Victims have reported OneLife Network Limited through TrustPilot complaints. The case is classified as a liquidity-mining ponzi and was opened on the SARFund registry once corroboration thresholds were met.
Across the verified submissions, three red flags repeat: the broker operated through impersonated KYC documents, blocked withdrawal requests, and rebranded under multiple domains in succession. None of these are unique to OneLife Network Limited — they are the structural fingerprint of this scam typology.
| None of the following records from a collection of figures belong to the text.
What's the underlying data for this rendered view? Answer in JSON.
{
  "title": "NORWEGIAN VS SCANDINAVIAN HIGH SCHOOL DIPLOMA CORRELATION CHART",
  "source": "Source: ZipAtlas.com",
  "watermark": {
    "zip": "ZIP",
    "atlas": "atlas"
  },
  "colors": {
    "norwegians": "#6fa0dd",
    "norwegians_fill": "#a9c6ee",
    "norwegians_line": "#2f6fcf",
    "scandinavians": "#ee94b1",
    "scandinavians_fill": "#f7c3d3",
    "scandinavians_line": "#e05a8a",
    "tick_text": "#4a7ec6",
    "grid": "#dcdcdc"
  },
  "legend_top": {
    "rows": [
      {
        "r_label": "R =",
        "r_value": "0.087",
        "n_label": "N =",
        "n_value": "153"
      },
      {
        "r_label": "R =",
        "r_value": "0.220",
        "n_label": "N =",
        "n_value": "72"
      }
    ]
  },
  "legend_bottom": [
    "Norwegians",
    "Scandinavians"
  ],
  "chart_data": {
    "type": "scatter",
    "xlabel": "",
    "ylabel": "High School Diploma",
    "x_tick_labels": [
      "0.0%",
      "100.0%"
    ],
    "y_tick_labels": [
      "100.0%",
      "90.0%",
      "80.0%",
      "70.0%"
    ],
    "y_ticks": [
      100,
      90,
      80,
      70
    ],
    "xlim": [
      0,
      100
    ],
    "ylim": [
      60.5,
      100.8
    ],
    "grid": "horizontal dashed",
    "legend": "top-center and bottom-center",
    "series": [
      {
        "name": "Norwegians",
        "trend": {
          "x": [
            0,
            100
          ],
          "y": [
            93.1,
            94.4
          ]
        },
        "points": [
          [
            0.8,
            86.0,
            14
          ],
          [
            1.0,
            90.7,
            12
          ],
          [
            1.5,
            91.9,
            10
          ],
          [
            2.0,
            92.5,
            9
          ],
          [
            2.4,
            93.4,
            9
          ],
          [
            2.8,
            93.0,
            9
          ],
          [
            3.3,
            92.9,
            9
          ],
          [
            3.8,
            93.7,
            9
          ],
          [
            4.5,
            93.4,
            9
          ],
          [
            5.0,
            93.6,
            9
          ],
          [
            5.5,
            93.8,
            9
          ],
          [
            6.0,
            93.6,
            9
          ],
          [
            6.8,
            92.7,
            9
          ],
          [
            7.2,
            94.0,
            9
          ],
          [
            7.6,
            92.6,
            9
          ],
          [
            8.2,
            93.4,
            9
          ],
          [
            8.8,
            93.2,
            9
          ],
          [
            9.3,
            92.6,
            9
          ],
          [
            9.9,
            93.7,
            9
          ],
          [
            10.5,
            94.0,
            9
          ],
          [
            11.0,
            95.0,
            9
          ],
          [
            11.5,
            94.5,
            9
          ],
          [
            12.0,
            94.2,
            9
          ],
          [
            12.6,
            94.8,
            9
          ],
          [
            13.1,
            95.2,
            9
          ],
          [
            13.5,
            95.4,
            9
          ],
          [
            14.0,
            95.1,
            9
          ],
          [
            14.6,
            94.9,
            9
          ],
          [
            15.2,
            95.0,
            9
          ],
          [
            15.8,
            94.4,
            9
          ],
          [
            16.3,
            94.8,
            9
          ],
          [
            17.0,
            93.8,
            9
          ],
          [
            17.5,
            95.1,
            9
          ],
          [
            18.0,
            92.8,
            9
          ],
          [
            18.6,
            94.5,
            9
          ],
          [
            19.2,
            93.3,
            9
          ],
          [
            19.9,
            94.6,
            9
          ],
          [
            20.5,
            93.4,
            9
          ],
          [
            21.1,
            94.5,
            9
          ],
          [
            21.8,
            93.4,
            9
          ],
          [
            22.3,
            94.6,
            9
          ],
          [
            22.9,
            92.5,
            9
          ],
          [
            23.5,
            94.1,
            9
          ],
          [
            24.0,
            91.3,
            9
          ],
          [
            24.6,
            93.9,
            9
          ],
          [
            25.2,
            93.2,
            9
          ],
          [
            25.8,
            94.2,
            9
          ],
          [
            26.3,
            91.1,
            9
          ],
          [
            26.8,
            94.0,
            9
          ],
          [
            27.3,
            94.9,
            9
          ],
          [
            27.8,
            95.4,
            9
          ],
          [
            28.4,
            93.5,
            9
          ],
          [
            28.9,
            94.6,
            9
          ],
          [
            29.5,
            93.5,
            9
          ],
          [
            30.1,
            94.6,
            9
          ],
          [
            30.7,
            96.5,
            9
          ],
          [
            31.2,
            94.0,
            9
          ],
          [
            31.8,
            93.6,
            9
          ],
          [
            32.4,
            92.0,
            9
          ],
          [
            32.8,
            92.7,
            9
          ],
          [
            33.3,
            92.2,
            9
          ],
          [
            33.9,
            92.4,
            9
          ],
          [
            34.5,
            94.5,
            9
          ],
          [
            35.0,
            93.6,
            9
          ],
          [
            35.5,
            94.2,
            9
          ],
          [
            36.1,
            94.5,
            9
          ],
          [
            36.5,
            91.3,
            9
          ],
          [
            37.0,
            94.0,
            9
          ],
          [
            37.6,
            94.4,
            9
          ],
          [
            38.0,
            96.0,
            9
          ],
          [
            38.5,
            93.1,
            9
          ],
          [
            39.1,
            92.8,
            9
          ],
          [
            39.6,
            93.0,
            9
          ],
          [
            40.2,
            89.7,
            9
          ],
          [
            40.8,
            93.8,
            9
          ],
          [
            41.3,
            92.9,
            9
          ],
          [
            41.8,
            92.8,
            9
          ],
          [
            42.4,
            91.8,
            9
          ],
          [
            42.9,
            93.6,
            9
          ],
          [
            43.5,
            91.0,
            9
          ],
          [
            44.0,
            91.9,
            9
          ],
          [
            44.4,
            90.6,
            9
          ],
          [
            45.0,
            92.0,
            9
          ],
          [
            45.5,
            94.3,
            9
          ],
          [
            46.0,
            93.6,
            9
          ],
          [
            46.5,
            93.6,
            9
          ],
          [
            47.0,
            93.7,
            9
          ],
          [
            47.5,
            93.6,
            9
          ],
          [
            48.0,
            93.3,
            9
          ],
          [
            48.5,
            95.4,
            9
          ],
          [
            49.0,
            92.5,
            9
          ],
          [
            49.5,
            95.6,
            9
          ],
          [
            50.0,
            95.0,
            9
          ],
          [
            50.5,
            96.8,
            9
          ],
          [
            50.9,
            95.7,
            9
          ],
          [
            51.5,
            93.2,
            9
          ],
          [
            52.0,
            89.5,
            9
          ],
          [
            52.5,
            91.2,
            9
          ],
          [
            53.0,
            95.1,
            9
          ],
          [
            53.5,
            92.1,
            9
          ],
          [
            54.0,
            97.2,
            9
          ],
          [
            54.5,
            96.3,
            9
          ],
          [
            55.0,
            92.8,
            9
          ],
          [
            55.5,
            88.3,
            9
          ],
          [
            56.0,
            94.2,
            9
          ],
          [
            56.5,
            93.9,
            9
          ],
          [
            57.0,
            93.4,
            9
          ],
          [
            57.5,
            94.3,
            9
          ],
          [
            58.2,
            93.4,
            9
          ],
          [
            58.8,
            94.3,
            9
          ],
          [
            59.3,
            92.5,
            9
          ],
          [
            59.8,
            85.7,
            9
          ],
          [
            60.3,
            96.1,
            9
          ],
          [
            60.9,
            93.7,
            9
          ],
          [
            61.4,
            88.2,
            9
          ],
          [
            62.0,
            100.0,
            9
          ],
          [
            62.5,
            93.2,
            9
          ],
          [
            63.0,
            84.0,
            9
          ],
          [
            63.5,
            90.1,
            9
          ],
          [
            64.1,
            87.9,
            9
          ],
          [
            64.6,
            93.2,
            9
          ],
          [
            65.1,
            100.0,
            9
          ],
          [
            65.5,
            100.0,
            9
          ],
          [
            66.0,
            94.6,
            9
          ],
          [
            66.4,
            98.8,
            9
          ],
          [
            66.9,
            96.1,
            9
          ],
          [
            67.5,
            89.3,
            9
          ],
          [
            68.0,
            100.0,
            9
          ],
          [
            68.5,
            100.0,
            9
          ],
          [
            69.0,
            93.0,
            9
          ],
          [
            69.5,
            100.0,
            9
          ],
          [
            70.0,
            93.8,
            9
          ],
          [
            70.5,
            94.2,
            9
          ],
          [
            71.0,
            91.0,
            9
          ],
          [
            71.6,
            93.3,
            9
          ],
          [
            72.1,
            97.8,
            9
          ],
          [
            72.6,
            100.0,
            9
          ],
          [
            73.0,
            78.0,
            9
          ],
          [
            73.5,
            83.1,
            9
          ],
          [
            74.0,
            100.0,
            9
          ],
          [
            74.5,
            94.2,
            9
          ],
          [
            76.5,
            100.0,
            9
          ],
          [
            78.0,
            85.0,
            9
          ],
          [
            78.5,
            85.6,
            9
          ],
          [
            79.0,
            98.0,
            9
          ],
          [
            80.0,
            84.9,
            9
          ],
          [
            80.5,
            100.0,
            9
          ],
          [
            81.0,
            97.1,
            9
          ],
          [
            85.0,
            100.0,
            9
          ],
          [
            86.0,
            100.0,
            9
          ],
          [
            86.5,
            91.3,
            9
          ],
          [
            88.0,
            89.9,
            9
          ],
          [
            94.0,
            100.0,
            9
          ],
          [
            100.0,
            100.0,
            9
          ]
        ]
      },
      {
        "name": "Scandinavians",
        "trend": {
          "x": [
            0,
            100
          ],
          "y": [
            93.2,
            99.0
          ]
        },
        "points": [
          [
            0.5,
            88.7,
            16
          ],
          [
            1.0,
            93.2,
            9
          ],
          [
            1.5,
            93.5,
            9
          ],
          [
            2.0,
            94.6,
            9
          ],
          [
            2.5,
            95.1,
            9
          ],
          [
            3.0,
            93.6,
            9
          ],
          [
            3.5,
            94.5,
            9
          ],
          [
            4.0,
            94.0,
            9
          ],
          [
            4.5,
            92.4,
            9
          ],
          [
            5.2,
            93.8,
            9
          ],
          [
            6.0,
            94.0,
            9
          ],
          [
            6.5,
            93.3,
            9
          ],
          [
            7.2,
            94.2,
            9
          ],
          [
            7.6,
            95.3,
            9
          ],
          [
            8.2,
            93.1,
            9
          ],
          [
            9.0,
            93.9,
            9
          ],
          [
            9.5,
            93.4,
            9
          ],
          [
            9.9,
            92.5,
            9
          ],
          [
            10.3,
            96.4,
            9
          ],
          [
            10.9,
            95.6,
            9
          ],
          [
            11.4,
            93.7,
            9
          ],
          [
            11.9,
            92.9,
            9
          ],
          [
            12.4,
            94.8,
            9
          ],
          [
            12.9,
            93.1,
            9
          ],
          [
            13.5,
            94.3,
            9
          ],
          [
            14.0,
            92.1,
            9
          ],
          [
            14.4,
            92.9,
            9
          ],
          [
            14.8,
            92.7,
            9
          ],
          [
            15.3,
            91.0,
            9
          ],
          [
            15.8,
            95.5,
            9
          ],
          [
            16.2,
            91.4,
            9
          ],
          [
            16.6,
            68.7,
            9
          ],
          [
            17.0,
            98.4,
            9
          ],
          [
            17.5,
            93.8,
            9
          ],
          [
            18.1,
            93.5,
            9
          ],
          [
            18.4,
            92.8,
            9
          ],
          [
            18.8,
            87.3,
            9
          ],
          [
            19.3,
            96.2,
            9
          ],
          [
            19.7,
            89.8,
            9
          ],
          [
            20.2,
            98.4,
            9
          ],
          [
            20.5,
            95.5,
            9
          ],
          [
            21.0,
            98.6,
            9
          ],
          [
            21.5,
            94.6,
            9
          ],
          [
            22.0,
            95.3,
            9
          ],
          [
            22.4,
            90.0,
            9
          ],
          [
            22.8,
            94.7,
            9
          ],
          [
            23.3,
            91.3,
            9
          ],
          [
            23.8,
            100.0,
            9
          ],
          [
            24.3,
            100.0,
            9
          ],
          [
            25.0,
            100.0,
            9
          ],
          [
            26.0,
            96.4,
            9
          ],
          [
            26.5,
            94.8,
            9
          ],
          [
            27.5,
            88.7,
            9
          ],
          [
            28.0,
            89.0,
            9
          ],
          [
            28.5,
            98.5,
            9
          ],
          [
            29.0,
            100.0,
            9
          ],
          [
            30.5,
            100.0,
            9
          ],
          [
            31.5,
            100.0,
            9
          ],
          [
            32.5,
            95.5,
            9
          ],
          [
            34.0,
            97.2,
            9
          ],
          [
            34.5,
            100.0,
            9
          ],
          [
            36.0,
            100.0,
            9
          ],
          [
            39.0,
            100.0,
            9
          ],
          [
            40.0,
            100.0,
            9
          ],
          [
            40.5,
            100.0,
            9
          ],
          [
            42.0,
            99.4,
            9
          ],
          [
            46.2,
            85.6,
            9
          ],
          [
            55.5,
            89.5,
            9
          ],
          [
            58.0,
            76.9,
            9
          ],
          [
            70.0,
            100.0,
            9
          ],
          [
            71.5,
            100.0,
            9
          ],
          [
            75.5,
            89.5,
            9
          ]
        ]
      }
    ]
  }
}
Public chatter on TrustPilot complaints, Telegram channel testimonials and Facebook group reports shows the same recurring complaint structure: deposits go in, dashboard “earnings” appear, withdrawal requests trigger fee demands, and contact eventually goes silent.
Filing a claim
Submit your evidence through the SARFund claim form. You will receive a case reference within minutes, and your submission will be cross-checked against the existing case file within 48 hours. Once verified, you are connected privately with the recovery partner working this matter.
Redaction policy
SARFund publishes the existence and status of each case but withholds operationally sensitive details. The recovery partner identity, exact victim count, recovered amount, and tagged wallet addresses are released only to verified claimants once the claim form is submitted and matched.
Suspect you were affected by OneLife Network Limited? Submit your claim evidence and SARFund will route it to the partner working this case. No upfront fees, no obligation, no recovery guarantee — just verification and coordination.
SARFund does not guarantee recovery. All recovery actions are conducted by independent partners. Submission is free. SARFund is an intermediary case registry, not a recovery firm.